YAAY! I am also going to smash all my corporate-made computers and hand-build my own. It’s NOT about the vehicle – it’s how you use it…
— Lee (no last name provided) dismissing EDUPUNK in a comment on the Chronicle article
As a person who has been involved in quite a bit of social activism, and done way too many interviews where I felt the resulting article was to the side of the real point, I have to say the fact the Chronicle has now covered EDUPUNK is incredibly significant, no matter what the slant. This term is literally less than a week old, and it is already disturbing people. That’s very very, good. And the fact the article links to our little blog–ring here means that the article can say whatever it wants (and kudos to the Chronicle reporter for being linky here). People interested in the concept can wander over into our conversation and get a level of analysis deeper than the “let’s smash Blackboard” dismissal.
And since they may be wandering over here, let’s clarify that.
First — on why this ends up being about Blackboard, even though we all just want to move on… well, is there another LMS of the size and influence? Of course not. Any discussion of LMS use in America is going to focus primarily on Blackboard, and if people don’t like that, they have only Blackboard and their government to blame. EDUPUNK didn’t grant them the patent, and EDUPUNK didn’t crush competing options through lawsuits and buyouts.
But let’s get to the main point, the thing that becomes clear once we get past EDUPUNK as terminal smashers rhetoric.
The movement is primarly creative, not destructive. It just looks like destruction to those who haven’t seen creativity in a while.
They didn’t get that about punk either, as Iggy himself tried to explain in a CBC interview:
Look, the movement is not anti-corporation. Google makes a profit, as does WordPress, as does pbwiki, as does Twitter (well, ok, not technically *profit* there, but still).
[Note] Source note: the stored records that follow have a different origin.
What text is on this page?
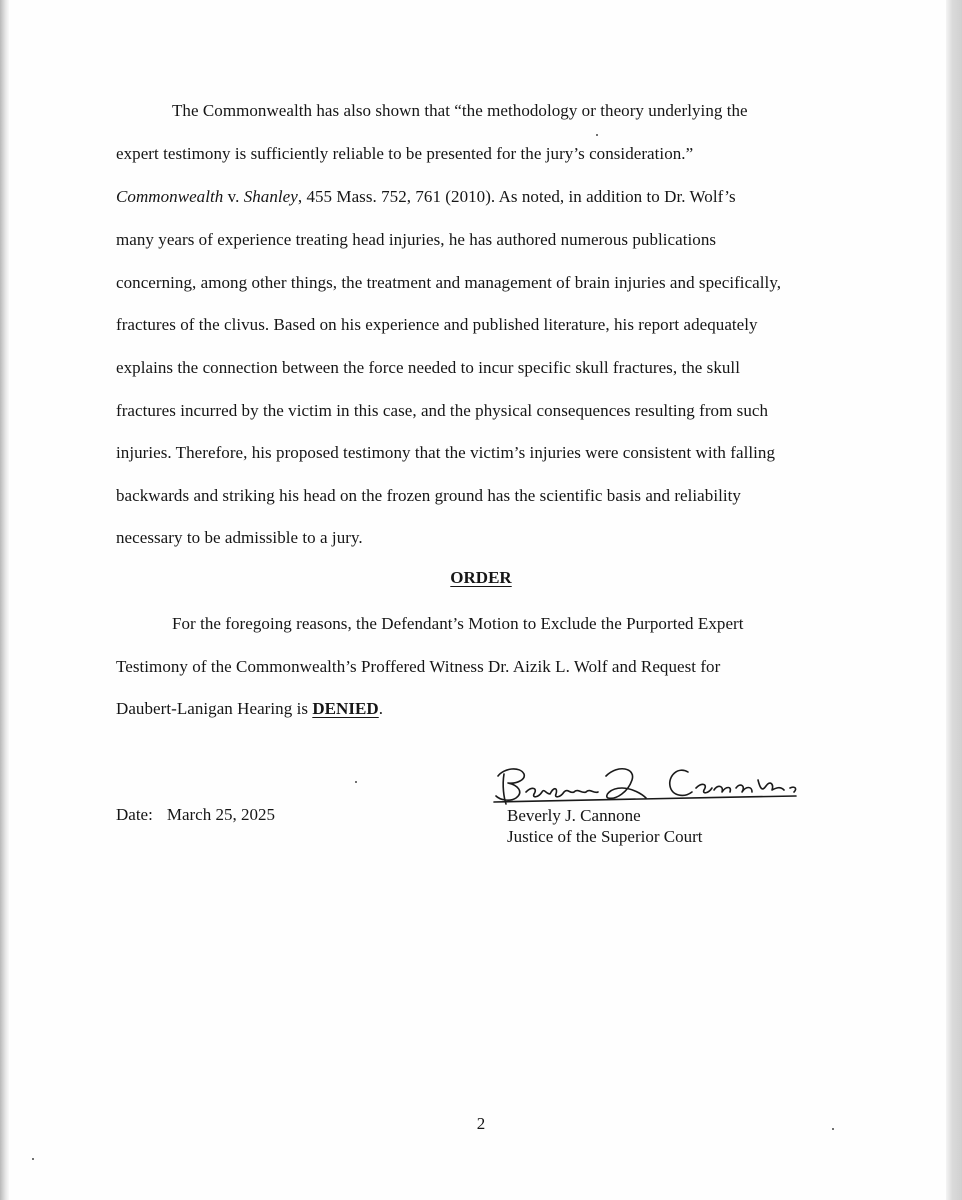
The Commonwealth has also shown that “the methodology or theory underlying the
expert testimony is sufficiently reliable to be presented for the jury’s consideration.”
Commonwealth v. Shanley, 455 Mass. 752, 761 (2010). As noted, in addition to Dr. Wolf’s
many years of experience treating head injuries, he has authored numerous publications
concerning, among other things, the treatment and management of brain injuries and specifically,
fractures of the clivus. Based on his experience and published literature, his report adequately
explains the connection between the force needed to incur specific skull fractures, the skull
fractures incurred by the victim in this case, and the physical consequences resulting from such
injuries. Therefore, his proposed testimony that the victim’s injuries were consistent with falling
backwards and striking his head on the frozen ground has the scientific basis and reliability
necessary to be admissible to a jury.
ORDER
For the foregoing reasons, the Defendant’s Motion to Exclude the Purported Expert
Testimony of the Commonwealth’s Proffered Witness Dr. Aizik L. Wolf and Request for
Daubert-Lanigan Hearing is DENIED.
Date: March 25, 2025	Beverly J. Cannone
Justice of the Superior Court
2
What the movement is about is this — while Blackboard was busy trying to leverage their foothold in the University to get into the business of dining hall management, video surveillance, and door access control, this little thing called Web 2.0 happened. And suddenly the technology Blackboard had for learning began to look — well, old. Junky. Very 1999.
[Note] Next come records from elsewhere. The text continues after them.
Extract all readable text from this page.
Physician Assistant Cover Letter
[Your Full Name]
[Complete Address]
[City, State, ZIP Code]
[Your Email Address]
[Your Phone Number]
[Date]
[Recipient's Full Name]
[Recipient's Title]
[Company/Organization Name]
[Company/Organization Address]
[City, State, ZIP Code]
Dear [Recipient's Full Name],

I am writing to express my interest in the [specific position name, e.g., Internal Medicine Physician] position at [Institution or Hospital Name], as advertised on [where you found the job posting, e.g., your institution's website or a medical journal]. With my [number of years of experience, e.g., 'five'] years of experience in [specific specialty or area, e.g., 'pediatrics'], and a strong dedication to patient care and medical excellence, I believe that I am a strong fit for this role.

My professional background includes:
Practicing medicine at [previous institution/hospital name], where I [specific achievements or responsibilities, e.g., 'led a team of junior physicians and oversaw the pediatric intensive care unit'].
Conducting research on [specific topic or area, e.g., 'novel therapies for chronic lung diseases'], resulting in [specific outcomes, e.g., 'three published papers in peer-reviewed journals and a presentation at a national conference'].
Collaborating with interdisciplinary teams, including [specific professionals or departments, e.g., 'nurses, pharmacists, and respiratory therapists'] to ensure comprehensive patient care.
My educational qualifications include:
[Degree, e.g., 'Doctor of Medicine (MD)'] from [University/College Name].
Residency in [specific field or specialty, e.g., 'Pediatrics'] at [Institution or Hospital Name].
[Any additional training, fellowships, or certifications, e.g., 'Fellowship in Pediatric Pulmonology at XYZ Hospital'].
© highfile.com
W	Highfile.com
So while Bb spent their efforts trying to become the single sign-on point for your instiitution, professors, frustrated with the kludginess of the actual *learning* part of Bb’s suite, started looking elsewhere for solutions.
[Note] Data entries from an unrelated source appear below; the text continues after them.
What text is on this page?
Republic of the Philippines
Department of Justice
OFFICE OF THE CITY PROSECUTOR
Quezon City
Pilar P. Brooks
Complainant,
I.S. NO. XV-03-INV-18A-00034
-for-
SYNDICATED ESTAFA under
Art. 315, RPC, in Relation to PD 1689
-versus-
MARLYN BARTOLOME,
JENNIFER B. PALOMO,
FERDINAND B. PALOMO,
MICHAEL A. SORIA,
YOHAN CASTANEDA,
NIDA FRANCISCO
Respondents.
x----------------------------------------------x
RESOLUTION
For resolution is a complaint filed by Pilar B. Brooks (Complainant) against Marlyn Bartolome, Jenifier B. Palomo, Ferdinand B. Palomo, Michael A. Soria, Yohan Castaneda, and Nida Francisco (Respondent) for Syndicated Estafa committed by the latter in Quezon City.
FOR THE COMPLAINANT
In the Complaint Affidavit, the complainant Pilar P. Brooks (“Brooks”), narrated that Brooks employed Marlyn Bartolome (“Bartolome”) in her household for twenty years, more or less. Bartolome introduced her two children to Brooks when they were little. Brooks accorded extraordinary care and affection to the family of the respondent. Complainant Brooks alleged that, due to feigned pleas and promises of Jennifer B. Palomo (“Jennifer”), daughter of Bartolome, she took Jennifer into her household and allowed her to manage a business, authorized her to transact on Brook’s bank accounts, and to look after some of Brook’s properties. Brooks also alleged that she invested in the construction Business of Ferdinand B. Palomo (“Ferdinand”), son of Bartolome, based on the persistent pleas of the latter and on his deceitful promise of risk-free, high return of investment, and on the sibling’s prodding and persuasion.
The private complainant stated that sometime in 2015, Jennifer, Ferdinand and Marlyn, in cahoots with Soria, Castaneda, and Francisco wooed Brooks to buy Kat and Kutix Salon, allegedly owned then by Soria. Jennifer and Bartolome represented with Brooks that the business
Their first discovery was that they could do everything they were doing in Blackboard for free, and much more easily.
But the second discovery was the kicker. These Web 2.0 tools they adopted encouraged them to share their stuff with the world, instead of locking it away in a password protected course. And suddenly, they got a taste of open education. And it didn’t stop there. The tools they adopted had a true web DNA, and played well with other tools in a loosely coupled mode. So suddenly, they got a taste of what it was like to build your own custom learning environment.
And so on. They started to experience the creativity that the web can unleash, and experienced for the first time that connectivist thrill people had been going on about.
And it was then, with their courses out on the net for all to see, having developed WordPress pages that mashed together video with slideshares with twitter updates and del.icio.us feeds, having witnessed students commenting on posts right next to people from across the world, having seen authors of books responding to their student’s reader response essays, directly —
It was then that it hit these people. Blackboard was never a learning tool.
It was an access control system.
That detour into running your dining hall cards and your security cameras? It wasn’t a detour. It was the core business, extended into other realms. To Blackboard, it’s the same business. You pay your money, you get to get in and get the food.
And I think a lot of people realized at that point that Blackboard did not have (and never did have) the slightest idea what the web was about. Once you see how access control, and not learning, is at the heart of what they do, reading their promotional material becomes amusing. Even the better advocates for Web 2.0 over at Bb can’t escape the pull of the force. Here’s their promotion of their new Web 2.0 collaboration tool, Scholar:
That’s really what Scholar is all about. The whole idea is to enable academic resource storing and sharing among people with the common focus of education…a “validated network”, if you will. All Scholar users are instructors, students or staff from educational institutions and therefore you can consider most of the resources on Scholar “vetted”. It certainly saves me time and effort in a lot of the research I do everyday.
You see, it’s Web 2.0 — with access control! And this is from one of the more astute people over there. But she can’t fight it. It’s in the DNA of the company.
Look here’s the deal in a nutshell. If you believe there’s not much difference between the business model and mission of your Dining Commons, and the business model and mission of your university or college, by all means, give your vendor the keys. Let their feature set determine what you do in your classroom. Get excited about all the people you can keep out of your academic endeavor. Tie your roster and your building access into the same central database.
Seriously, go ahead. From a student service perspective, it may be exactly what you want. Go with God.
Just don’t confuse that with education. Keep your education EDUPUNK.
We’ve seen the future. And we’re not going to put it back in the box.